The U.S. Federal Bureau of Investigation (FBI) recently held a panel called “Feds Fighting Ransomware: How the FBI Investigates and How You Can Help” at the RSA Conference 2020. It was revealed how much cybersecurity victims had to pay in ransom over the last six years.
During the panel, FBI agent Joel DeCapua highlighted just how lucrative the ransomware business can be. According to DeCapua, criminals have raked in over a staggering US$144 million [AU$219 million] in Bitcoin between October 1, 2013, and November 7, 2019.
What is interesting is that the said amount is what was paid by the victims exclusively in Bitcoin and not other cryptocurrencies. The FBI did acknowledge that the “vast majority of ransomware proceeds are paid in Bitcoin.”
Big money involved in ransomware hacks
The true cost of the ransomware attacks is actually much higher than the $144 million cited, which is just the total of the many ransoms.
A report recently stated that the 948 attacks on educational establishments, government agencies, and healthcare providers in the United States during 2019 had a potential cost of over $7.5 billion.

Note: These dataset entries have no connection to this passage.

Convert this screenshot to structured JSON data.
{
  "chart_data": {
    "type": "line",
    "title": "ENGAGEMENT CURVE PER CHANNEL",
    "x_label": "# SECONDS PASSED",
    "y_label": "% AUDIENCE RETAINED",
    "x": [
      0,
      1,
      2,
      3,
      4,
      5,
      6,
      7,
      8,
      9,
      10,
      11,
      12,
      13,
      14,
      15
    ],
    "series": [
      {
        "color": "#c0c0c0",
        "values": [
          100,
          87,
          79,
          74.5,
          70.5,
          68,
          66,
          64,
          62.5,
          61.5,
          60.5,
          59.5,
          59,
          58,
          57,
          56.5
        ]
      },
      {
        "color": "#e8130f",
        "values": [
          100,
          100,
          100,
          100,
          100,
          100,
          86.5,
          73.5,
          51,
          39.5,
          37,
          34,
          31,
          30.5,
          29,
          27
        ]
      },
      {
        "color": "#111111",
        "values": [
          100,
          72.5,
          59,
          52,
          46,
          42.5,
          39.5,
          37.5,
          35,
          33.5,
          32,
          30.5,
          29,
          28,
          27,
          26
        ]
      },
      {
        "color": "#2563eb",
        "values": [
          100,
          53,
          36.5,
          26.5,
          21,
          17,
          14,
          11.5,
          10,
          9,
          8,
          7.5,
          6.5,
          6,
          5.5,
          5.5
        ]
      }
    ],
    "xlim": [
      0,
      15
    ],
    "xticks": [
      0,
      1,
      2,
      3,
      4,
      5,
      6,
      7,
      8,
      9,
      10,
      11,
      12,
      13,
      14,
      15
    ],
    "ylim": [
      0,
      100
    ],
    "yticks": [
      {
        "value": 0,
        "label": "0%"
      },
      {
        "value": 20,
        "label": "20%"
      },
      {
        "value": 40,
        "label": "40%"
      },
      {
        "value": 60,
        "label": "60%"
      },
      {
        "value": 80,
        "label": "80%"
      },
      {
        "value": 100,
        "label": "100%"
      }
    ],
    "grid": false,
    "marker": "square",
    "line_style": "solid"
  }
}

The FBI panel listed the three main strains of ransomware in terms of money extorted:
- Ryuk, which raked in $61.26 million in just over a year
- Crysis/Dharma, with $24.48 million earned in almost three years
- Bitpaymer, with $8.04 million over two years
Pervasive ransomware variants being developed
According to DeCapua, there are several reasons that such attacks are so successful. One is that organizations can now buy insurance to pay off a Bitcoin ransom, which he says leads to more ransoms being paid.
Another reason for the success of ransomware is that an extensive economy has been built up around it.
DeCapua further reported that the developers of the malicious software are making new variants and are operating ransomware-as-a-service operations wherein they gain affiliates who use the ransomware to earn a percentage of any money extorted.
Ransomware attacks abound
The number of ransomware attacks that have occurred over the last several years is astounding.
Major cities like Baltimore, New Orleans, and Atlanta have been hit with such attacks, costing the cities millions to get their systems up and running. Smaller cities like Pensacola, Lodi City, Lake City, and Riviera Beach have been targeted as well.
The Mexican state-run oil company, Pemex, was attacked last year. Portions of its computer systems were crippled as the hackers demanded a ransom of 565 bitcoins, worth $5 million at the time.
Schools and universities have been hit as well. The University of Maastricht chose to pay the ransom of $220,000 after being attacked. A Michigan school district had to extend their winter holiday an extra week as ransomware infected the district’s servers over the Christmas break. The school district closed its three schools to manually fix the problem after deciding not to pay the $10,000 bitcoin ransom.